O volume vindo agora a lume reúne o Corsário das Ilhas e O Retrato do Semeador, dois livros de crónicas saídos na Bertrand, o primeiro em 1956,e o segundo, em 1958, umas inicialmente publicadas principalmente no Diário Popular, de Lisboa, e outras lidas aos microfones da Emissora Nacional de Rádio Difusão (p. 27).
Corsário das Ilhas, como escreve Nemésio na “Advertência”, “é fruto de duas viagens aos Açores (1946 e 1955) e da preocupação natural do espírito do autor por essas ilhas, a qual sempre e por vários modos nele tendem a resolver-se por escrito” (p. 27). O livro abre com uma secção titulada “Introito à Madeira e Açores” em que é feita uma descrição das hoje “Regiões Autónomas”, apresentando a sua localização geográfica, as suas características e uma súmula da sua história. Seguem-se as crónicas de viagem propriamente ditas: “Primeiro Corso (1946)”, “Histórias de Mateus Queimado”, “Segundo Corso (1955)” e, por fim, “Corso Errático”. A leitura do livro proporciona uma viagem pela história dos Açores e acompanha a evolução verificada nas ilhas até ao fim da década de 60 do século passado. O primeiro corso foi feito em 1946, logo no fim da Guerra de 39-45, que levou ao aparecimento da Base das Lajes, na Ilha Terceira, onde os Estados Unidos da América tinham um forte contingente militar que teve um impacto enorme na Região e, de um modo especial, na Terceira, onde o escritor viveu até aos seus vinte anos. O número de portugueses que passaram a trabalhar na Base, como se dizia, era muito significativo e fomentou uma corrente migratória das outras ilhas. Toda esta realidade encontramos retratada nas crónicas. Para além disso, na leitura dos textos, vamos descobrindo abundante reflexão do autor sobre as realidades que vai descrevendo. Alguém disse que em Mau Tempo no Canal estão os Açores todos. Penso que se pode dizer o mesmo do Corsário das Ilhas.

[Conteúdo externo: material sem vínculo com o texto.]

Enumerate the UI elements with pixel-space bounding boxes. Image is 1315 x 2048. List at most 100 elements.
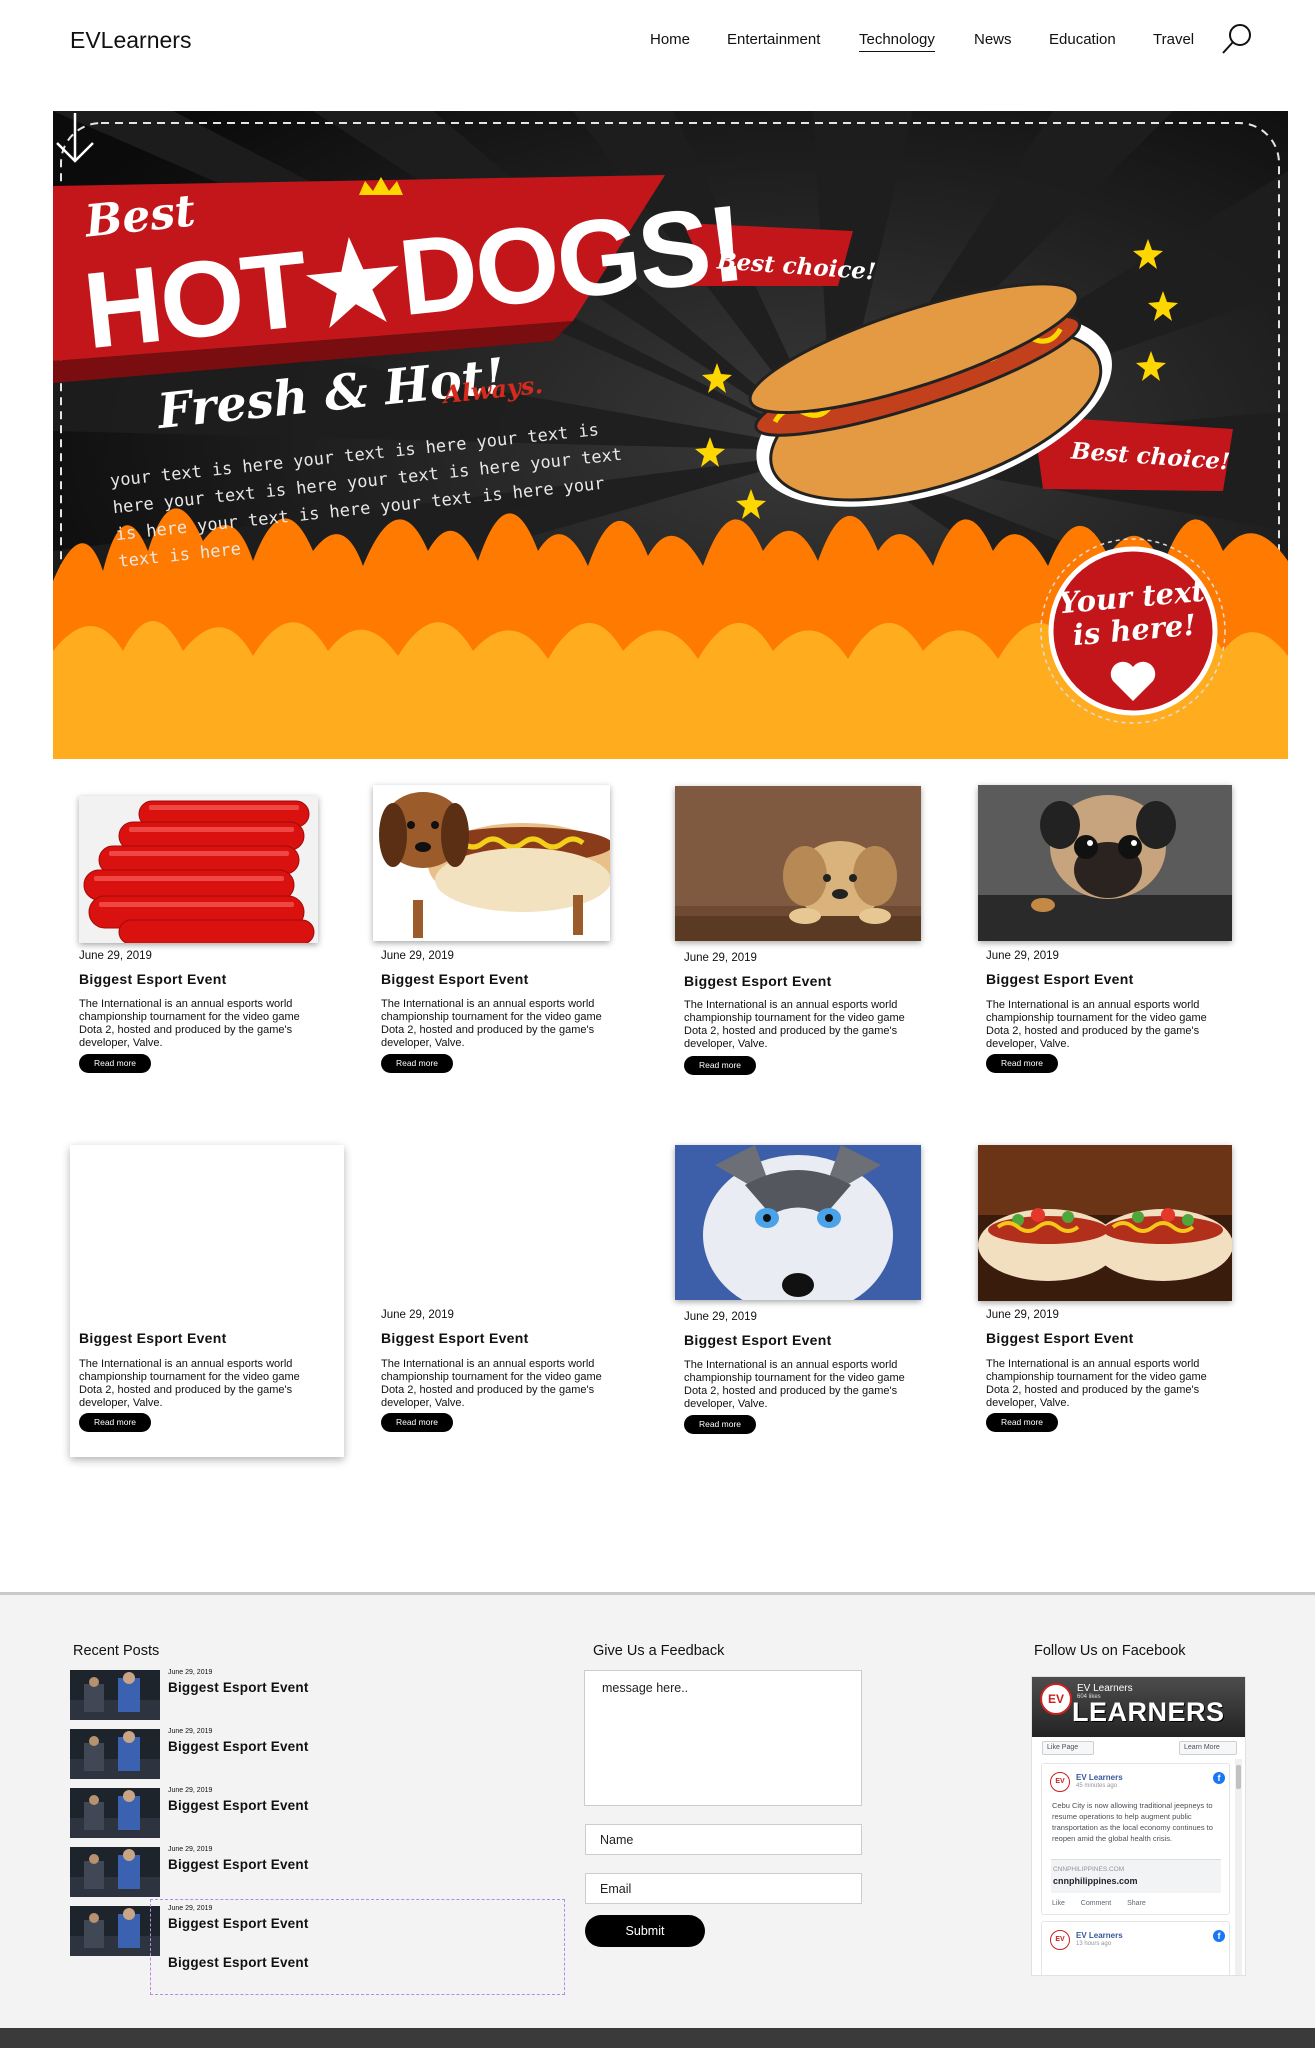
nav-entertainment[interactable]: Entertainment: [727, 31, 820, 48]
submit-button[interactable]: Submit: [585, 1915, 705, 1947]
post-author[interactable]: EV Learners: [1076, 1931, 1123, 1940]
card-date: June 29, 2019: [79, 950, 152, 962]
card-description: The International is an annual esports w…: [684, 999, 905, 1050]
site-logo[interactable]: EVLearners: [70, 27, 191, 54]
card-image-golden-puppy[interactable]: [675, 786, 921, 941]
card-description: The International is an annual esports w…: [986, 1358, 1207, 1409]
post-time[interactable]: 45 minutes ago: [1076, 1783, 1117, 1789]
read-more-button[interactable]: Read more: [381, 1413, 453, 1432]
search-icon[interactable]: [1220, 22, 1254, 56]
recent-post-thumbnail[interactable]: [70, 1788, 160, 1838]
card-image-dachshund[interactable]: [373, 785, 610, 941]
card-title[interactable]: Biggest Esport Event: [986, 1330, 1134, 1346]
message-textarea[interactable]: [584, 1670, 862, 1806]
site-header: EVLearners Home Entertainment Technology…: [0, 0, 1315, 84]
recent-post-date: June 29, 2019: [168, 1787, 213, 1794]
recent-post-date: June 29, 2019: [168, 1846, 213, 1853]
card-description: The International is an annual esports w…: [684, 1359, 905, 1410]
post-like-action[interactable]: Like: [1052, 1900, 1065, 1907]
card-title[interactable]: Biggest Esport Event: [684, 1332, 832, 1348]
recent-post-title[interactable]: Biggest Esport Event: [168, 1680, 309, 1695]
nav-news[interactable]: News: [974, 31, 1012, 48]
esport-thumbnail-image: [70, 1670, 160, 1720]
dachshund-hotdog-image: [373, 785, 610, 941]
facebook-brand-text: LEARNERS: [1072, 1697, 1225, 1727]
name-input[interactable]: [585, 1824, 862, 1855]
card-title[interactable]: Biggest Esport Event: [381, 1330, 529, 1346]
recent-post-title[interactable]: Biggest Esport Event: [168, 1955, 309, 1970]
facebook-page-name[interactable]: EV Learners: [1077, 1683, 1133, 1694]
card-image-pug[interactable]: [978, 785, 1232, 941]
facebook-page-widget[interactable]: EV EV Learners 604 likes LEARNERS Like P…: [1031, 1676, 1246, 1976]
card-title[interactable]: Biggest Esport Event: [79, 971, 227, 987]
recent-post-thumbnail[interactable]: [70, 1670, 160, 1720]
card-image-sausages[interactable]: [79, 796, 318, 943]
esport-thumbnail-image: [70, 1729, 160, 1779]
blank-card: [70, 1145, 344, 1457]
card-title[interactable]: Biggest Esport Event: [381, 971, 529, 987]
nav-home[interactable]: Home: [650, 31, 690, 48]
card-description: The International is an annual esports w…: [79, 998, 300, 1049]
like-page-button[interactable]: Like Page: [1042, 1741, 1094, 1755]
recent-post-title[interactable]: Biggest Esport Event: [168, 1739, 309, 1754]
post-time[interactable]: 13 hours ago: [1076, 1941, 1111, 1947]
recent-post-thumbnail[interactable]: [70, 1847, 160, 1897]
card-description: The International is an annual esports w…: [986, 999, 1207, 1050]
pug-image: [978, 785, 1232, 941]
card-description: The International is an annual esports w…: [381, 1358, 602, 1409]
nav-education[interactable]: Education: [1049, 31, 1116, 48]
recent-post-date: June 29, 2019: [168, 1728, 213, 1735]
card-date: June 29, 2019: [684, 1311, 757, 1323]
recent-post-thumbnail[interactable]: [70, 1729, 160, 1779]
learn-more-button[interactable]: Learn More: [1179, 1741, 1237, 1755]
facebook-cover[interactable]: EV EV Learners 604 likes LEARNERS: [1032, 1677, 1245, 1737]
recent-post-title[interactable]: Biggest Esport Event: [168, 1857, 309, 1872]
post-body: Cebu City is now allowing traditional je…: [1052, 1801, 1213, 1843]
post-author[interactable]: EV Learners: [1076, 1773, 1123, 1782]
card-title[interactable]: Biggest Esport Event: [79, 1330, 227, 1346]
card-date: June 29, 2019: [381, 950, 454, 962]
hotdogs-image: [978, 1145, 1232, 1301]
link-domain: CNNPHILIPPINES.COM: [1053, 1866, 1125, 1873]
read-more-button[interactable]: Read more: [381, 1054, 453, 1073]
post-share-action[interactable]: Share: [1127, 1900, 1146, 1907]
card-image-husky[interactable]: [675, 1145, 921, 1300]
read-more-button[interactable]: Read more: [986, 1413, 1058, 1432]
link-title: cnnphilippines.com: [1053, 1876, 1138, 1886]
post-comment-action[interactable]: Comment: [1081, 1900, 1111, 1907]
card-date: June 29, 2019: [684, 952, 757, 964]
card-date: June 29, 2019: [381, 1309, 454, 1321]
post-avatar[interactable]: EV: [1050, 1772, 1070, 1792]
read-more-button[interactable]: Read more: [684, 1415, 756, 1434]
hero-badge-text: Your text is here!: [1057, 573, 1206, 653]
bottom-bar: [0, 2028, 1315, 2048]
golden-puppy-image: [675, 786, 921, 941]
nav-technology[interactable]: Technology: [859, 31, 935, 52]
nav-travel[interactable]: Travel: [1153, 31, 1194, 48]
post-actions: Like Comment Share: [1052, 1900, 1160, 1907]
read-more-button[interactable]: Read more: [79, 1413, 151, 1432]
facebook-heading: Follow Us on Facebook: [1034, 1643, 1186, 1659]
recent-post-date: June 29, 2019: [168, 1669, 213, 1676]
post-avatar[interactable]: EV: [1050, 1930, 1070, 1950]
card-title[interactable]: Biggest Esport Event: [684, 973, 832, 989]
read-more-button[interactable]: Read more: [79, 1054, 151, 1073]
recent-post-title[interactable]: Biggest Esport Event: [168, 1798, 309, 1813]
facebook-icon: f: [1213, 1930, 1225, 1942]
card-date: June 29, 2019: [986, 950, 1059, 962]
esport-thumbnail-image: [70, 1788, 160, 1838]
post-link-preview[interactable]: CNNPHILIPPINES.COM cnnphilippines.com: [1051, 1859, 1221, 1893]
esport-thumbnail-image: [70, 1847, 160, 1897]
recent-post-thumbnail[interactable]: [70, 1906, 160, 1956]
card-title[interactable]: Biggest Esport Event: [986, 971, 1134, 987]
sausages-image: [79, 796, 318, 943]
email-input[interactable]: [585, 1873, 862, 1904]
read-more-button[interactable]: Read more: [684, 1056, 756, 1075]
arrow-down-icon[interactable]: [53, 111, 97, 165]
hero-banner: Best HOT★DOGS! Fresh & Hot! Always. your…: [53, 111, 1288, 759]
husky-image: [675, 1145, 921, 1300]
card-image-hotdogs[interactable]: [978, 1145, 1232, 1301]
read-more-button[interactable]: Read more: [986, 1054, 1058, 1073]
scrollbar-thumb[interactable]: [1236, 1765, 1241, 1789]
widget-scrollbar[interactable]: [1235, 1759, 1242, 1975]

A temática das crónicas do outro livro recolhido neste oitavo volume da obra completa, O Retrato do Semeador, é totalmente diferente. Em Vitorino Nemésio. À Luz do Verbo [Lisboa: Editora Vega, s. d. p. 32], José Martins Garcia diz que neste livro o escritor “recolhe as meditações resultantes [de uma] crise religiosa” que vinha de trás e se agudizou em 1950. Ora, terminada a Guerra, a sociedade entrou numa fase de pluralismo cultural, e, consequentemente, moral, cada vez mais acentuado, que exigia um repensar dos valores. Não admira, pois, que um intelectual da envergadura de Nemésio se sentisse confrontado com a necessidade de repensar a escala de valores que tinha herdade da sua formação católica, sugerida na dedicatória do livro: “À Memória do P.e Francisco da Rocha de Sousa (1865-1917), Vigário de Santa Cruz da Vila da Praia da Vitória” (301), figura quase lendária que permaneceu na memória dos praienses e foi marcante na formação de Nemésio que o descreve no primeiro texto com o título, precisamente, “O Retrato do Semeador” (303-307).As crónicas reunidas na obra, são uma sucessão de reflexões, “resolvidas por escrito”, sobre os valores ético-morais que devem moldar o viver humano, não em defesa de um qualquer tradicionalismo, mas na procura do sentido moral, raiz da dignidade humana. Para que o pluralismo não desemboque num relativismo radical é necessária uma reflexão para descobrir as razões da hierarquia dos valores pessoais e da sociedade, isto é, uma reflexão que procure fundamentar, justificar, encontrar a razoabilidade dessa escala de valores e da sua vivência.
São variadíssimos os motivos das reflexões de Vitorino Nemésio nestas páginas: datas significativas do calendário litúrgico católico que pautava a sociedade em que foi educado, efemérides, festas, a leitura de romancistas e pensadores, questões de atualidade política e muitas outras. Nos anos 50 do século passado, o escritor viveu uma experiência idêntica à dos homens e mulheres do nosso tempo: o pluralismo axiológico reinante exige repensar os valores e a sua hierarquização para não cairmos num niilismo onde acabará por dominar a lei do mais forte.
Para concluir esta crónica, três razões para ler este oitavo volume da obra completa de Vitorino Nemésio: primeira, ler o Corsário das Ilhas é fazer uma viagem inesquecível aos Açores de antes da autonomia político-administrativa, o que é fundamental para compreender os Açores dos nossos dias; segunda, a leitura de O Retrato do Semeador permite repensar com Nemésio a vida de hoje, numa sociedade riquíssima no seu pluralismo moral, mas correndo o risco de ceder ao relativismo que torna impossível a vida em comum com justiça; terceira, quando da receção do “Prémio Camões”, João Barrento afirmou, com razão, que ”a língua portuguesa está a ser bastante mal tratada no modo como é falada, na própria imprensa”, o que é indesmentível, basta ouvir rádio, ver televisão, ouvir o português falado e escrito por este país fora. Ora ler este volume da obra completa de Vitorino Nemésio ajudar-nos-á, por certo, a tratá-la melhor.